As I was searching for maps, I came across this article:
Manhood for Amateurs: The Wilderness of Childhood - The New York Review of Books
It's a beautifully written article that so eloquently sums up the conundrum we parents find ourselves in these days. I spent some of my childhood in Florida, where I played outside, totally and surprisingly unsupervised, from the moment school let out until I reluctantly came in for supper. We played tag, hide and seek; we picked up trash to earn 25 cents for a Frosty root beer. When I finally got a bike, I spent hours with my friends playing elaborate versions of cops and robbers. It was a lovely time, probably the best time of my childhood.

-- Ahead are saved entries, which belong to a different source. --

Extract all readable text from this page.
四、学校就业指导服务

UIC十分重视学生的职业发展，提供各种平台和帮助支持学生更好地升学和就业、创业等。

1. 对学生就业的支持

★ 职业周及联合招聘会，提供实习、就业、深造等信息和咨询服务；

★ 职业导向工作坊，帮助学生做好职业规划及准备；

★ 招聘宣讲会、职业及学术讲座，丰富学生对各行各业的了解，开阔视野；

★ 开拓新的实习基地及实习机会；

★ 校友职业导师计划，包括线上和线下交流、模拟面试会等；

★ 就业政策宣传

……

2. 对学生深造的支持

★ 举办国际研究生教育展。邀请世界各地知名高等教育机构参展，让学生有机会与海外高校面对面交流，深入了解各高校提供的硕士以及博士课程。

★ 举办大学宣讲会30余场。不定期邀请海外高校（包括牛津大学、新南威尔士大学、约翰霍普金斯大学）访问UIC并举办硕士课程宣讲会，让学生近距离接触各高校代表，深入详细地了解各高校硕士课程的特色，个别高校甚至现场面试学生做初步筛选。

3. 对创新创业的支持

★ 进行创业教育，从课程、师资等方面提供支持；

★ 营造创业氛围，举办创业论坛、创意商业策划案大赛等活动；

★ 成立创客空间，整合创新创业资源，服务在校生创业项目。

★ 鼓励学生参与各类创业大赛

When I send my daughter outside, I am usually with her. We appear to be the only people in our neighborhood who actually spend time outside. We don't often hear the noise of kids playing and there is no great stampede when the ice cream truck rolls through. She barely knows the little boy her age across the street.
I often dream of letting DD play in the park while I stroll through the (very) nearby library, but I wouldn't do it today and probably wouldn't do it five years from now. It feels too risky; I don't believe she would be safe.
I keep saying that I want to build a community for myself and my family, but it's a community of my choosing. I'm not releasing my daughter into the wild to fend for herself, and I've got a niggling suspicion that this is exactly what I'm supposed to be doing. Instead, I find myself unnecessarily removing necessary stones from her path.
Now, don't get me wrong. I'm not going to send her down to the corner store for a quart of milk anytime soon. She's only five, for goodness sake. But I am going to pay attention to that mommy voice, the one that says "Be careful." "Don't do that." "I don't think that's such a good idea." "Is that safe?" Instead, I'm going to squeeze my eyes shut and hang on for the ride of my life.